Bob Odenkirk ist Hutch Mansell. Ein Niemand.

Ähnlich wie der erste „John Wick“ reicht auch „Nobody“ nicht an die fabelhafte Lichtsetzung der späteren „John Wick“-Filme heran: Die auf sattes Schwarz und eine dunkle Grundästhetik treffende, kontrastreiche, stark gesättigte Bandbreite an Farbtupfern bleibt aus, stattdessen setzen Naishuller und sein Kameramann Pawel Pogorzelski („Midsommar“) auf eine Lichtgebung und Farbwelt, wie man sie mit mittelgroßen Actionfilmen assoziiert. Viel Grau, Blau, Schwarz und Mischtöne, nicht besonders akzentuiert in Szene gesetzt. Aber: Naishuller lässt in „Nobody“ die teuflische Freude an exzessiver Gewalt spüren, die er auch in „Hardcore“ gezeigt hat – ebenso wie sein beeindruckendes Können, Action dynamisch zu filmen und dabei dennoch so viel Ruhe an den Tag zu legen, dass die temporeiche Kampfchoreografie selbst glänzen kann, statt dass ein kinetischer Schnitt ihre Wirkung unterstreichen muss. Das Paradebeispiel dafür dürfte eine Auseinandersetzung in einem Linienbus sein: Ein unter Druck stehender, förmlich vor Konfliktsehnsucht glühender Hutch legt sich mit einer Gruppe Rowdys an, die eine junge Frau belästigen. Naishuller zeigt die daraufhin eskalierende Schlägerei und Stecherei so, dass einzelne Attacken und deren unmittelbare Erwiderung ohne Schnitt eingefangen werden und wir die Leistung des Stuntteams und der sehr viel selbst umsetzenden Schauspieler bewundern dürfen. Gleichwohl findet Naishuller nahezu intuitiv Momente für Perspektivwechsel, akzentuierende Schnitte oder eine das Chaos unterstreichende Wackelkamera, um die lange Sequenz auf inszenatorischer Ebene genauso sehr in Bewegung zu halten, wie sie die Narrative voranbringt.

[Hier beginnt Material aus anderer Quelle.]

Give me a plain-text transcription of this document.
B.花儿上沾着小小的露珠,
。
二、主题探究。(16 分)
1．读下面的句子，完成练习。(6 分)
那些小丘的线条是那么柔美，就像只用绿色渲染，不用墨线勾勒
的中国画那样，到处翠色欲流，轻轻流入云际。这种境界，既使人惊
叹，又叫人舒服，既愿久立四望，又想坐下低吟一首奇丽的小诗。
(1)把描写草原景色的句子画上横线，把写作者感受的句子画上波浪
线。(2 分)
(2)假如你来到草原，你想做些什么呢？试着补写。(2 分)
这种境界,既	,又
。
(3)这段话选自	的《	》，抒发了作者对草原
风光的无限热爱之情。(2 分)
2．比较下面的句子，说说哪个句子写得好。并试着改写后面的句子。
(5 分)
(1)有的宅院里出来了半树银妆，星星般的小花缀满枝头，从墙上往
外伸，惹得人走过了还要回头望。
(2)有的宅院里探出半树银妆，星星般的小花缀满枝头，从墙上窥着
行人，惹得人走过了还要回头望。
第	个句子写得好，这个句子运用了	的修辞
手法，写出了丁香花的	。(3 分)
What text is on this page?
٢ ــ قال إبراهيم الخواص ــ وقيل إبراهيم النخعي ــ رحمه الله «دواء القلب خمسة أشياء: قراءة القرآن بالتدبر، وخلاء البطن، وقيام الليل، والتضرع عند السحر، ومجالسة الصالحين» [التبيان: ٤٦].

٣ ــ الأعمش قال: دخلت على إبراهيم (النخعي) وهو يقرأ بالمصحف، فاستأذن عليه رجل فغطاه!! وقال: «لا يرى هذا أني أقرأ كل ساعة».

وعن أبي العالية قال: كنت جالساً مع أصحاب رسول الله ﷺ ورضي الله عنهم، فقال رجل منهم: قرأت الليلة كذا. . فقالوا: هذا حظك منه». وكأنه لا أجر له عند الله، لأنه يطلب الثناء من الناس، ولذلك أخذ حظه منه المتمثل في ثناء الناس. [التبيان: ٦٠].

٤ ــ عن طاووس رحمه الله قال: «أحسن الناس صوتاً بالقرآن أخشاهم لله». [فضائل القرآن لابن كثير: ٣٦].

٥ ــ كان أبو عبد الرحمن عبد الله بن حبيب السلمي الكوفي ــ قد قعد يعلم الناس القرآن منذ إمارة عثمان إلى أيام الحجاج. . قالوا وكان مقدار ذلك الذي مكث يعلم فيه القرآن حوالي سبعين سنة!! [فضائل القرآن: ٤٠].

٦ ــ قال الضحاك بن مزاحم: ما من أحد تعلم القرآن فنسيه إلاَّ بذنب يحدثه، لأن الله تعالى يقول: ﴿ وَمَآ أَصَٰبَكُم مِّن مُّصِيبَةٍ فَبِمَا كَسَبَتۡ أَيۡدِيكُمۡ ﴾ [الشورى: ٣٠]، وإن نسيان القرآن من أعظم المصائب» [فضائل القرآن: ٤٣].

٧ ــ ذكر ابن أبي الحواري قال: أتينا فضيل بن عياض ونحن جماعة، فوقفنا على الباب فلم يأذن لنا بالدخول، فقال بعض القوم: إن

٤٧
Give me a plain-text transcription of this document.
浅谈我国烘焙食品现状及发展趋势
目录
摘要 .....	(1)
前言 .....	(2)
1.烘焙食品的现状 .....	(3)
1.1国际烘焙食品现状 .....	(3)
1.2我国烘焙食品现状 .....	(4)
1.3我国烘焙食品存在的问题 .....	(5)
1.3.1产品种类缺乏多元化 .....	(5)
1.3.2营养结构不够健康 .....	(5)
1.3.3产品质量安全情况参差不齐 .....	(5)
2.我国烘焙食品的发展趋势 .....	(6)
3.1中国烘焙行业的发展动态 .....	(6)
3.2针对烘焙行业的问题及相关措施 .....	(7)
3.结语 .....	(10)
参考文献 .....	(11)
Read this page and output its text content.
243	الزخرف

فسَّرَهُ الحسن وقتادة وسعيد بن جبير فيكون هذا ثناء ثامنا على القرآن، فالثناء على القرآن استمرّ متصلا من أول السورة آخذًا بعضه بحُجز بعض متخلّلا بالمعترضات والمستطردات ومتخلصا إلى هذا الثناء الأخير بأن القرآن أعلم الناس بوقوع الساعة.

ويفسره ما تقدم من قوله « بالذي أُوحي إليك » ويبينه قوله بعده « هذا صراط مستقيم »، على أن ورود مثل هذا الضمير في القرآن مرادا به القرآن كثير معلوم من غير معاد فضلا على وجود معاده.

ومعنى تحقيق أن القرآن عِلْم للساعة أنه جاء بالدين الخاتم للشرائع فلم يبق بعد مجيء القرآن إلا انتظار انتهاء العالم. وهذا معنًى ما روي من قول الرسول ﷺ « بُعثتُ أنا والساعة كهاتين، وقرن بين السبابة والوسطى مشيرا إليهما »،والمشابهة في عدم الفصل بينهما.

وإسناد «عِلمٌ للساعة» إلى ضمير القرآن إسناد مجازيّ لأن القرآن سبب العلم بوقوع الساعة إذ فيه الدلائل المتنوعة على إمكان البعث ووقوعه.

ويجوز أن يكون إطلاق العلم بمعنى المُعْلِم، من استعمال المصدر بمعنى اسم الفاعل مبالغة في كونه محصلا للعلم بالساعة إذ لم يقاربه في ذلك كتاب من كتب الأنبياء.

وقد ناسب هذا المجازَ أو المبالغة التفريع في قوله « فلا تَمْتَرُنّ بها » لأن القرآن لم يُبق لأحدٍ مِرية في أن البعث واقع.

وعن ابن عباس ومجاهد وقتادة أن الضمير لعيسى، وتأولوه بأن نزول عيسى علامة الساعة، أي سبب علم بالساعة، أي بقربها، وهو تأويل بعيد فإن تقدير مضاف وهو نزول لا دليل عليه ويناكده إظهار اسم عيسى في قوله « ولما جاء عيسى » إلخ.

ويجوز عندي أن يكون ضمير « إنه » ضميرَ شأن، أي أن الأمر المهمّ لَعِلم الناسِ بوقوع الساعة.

„Naishuller lässt in ‚Nobody‘ die teuflische Freude an exzessiver Gewalt spüren, die er auch in ‚Hardcore‘ gezeigt hat – ebenso wie sein beeindruckendes Können, Action dynamisch zu filmen und dabei dennoch so viel Ruhe an den Tag zu legen, dass die temporeiche Kampfchoreografie selbst glänzen kann.“

Denn nicht nur, dass sie uns erstmals das Wutpotential Hutchs offenbart – sie enthüllt sogar sukzessive immer mehr über Hutchs Kampfstil, seine Rechtschaffenheit, ebenso wie seine nahezu soziopathische Ader, die nach mehr und mehr Gewalt giert, sowie folgenden Umstand: Selbst ohne die vorhergegangenen und nachgereichten Erläuterungen, wer Hutch hinter seiner Niemandsfassade wirklich ist, macht allein schon diese wuchtige, brutale, boshaft-spaßige und zugleich spannende Actionszene deutlich, dass Hutch ein etwas eingerosteter Vollprofi ist; ein Kampfnaturtalent, das seine jetzige Form etwas überschätzt, weil es vergisst, wie untrainiert es im Moment ist. Und so muss Hutch aus Nachlässigkeit stark einstecken (deutlich mehr als ein John Wick, der im späteren Verlauf der „John Wick“-Reihe primär deshalb so lädiert ist, weil ihm die Unterwelt keine Pause gönnt und er im Dauerhagel der Angriffe zwangsweise mal erwischt wird), selbst wenn er noch heftiger austeilt als seine Gegner. Dank Odenkirks immensem Charisma und gut platzierten Gags oder pointiert-verdatterten Blicke ist dies gelegentlich komisch – und die Reaktionen der Schurken oder deren Assistentinnen sind ebenfalls äußerst witzig.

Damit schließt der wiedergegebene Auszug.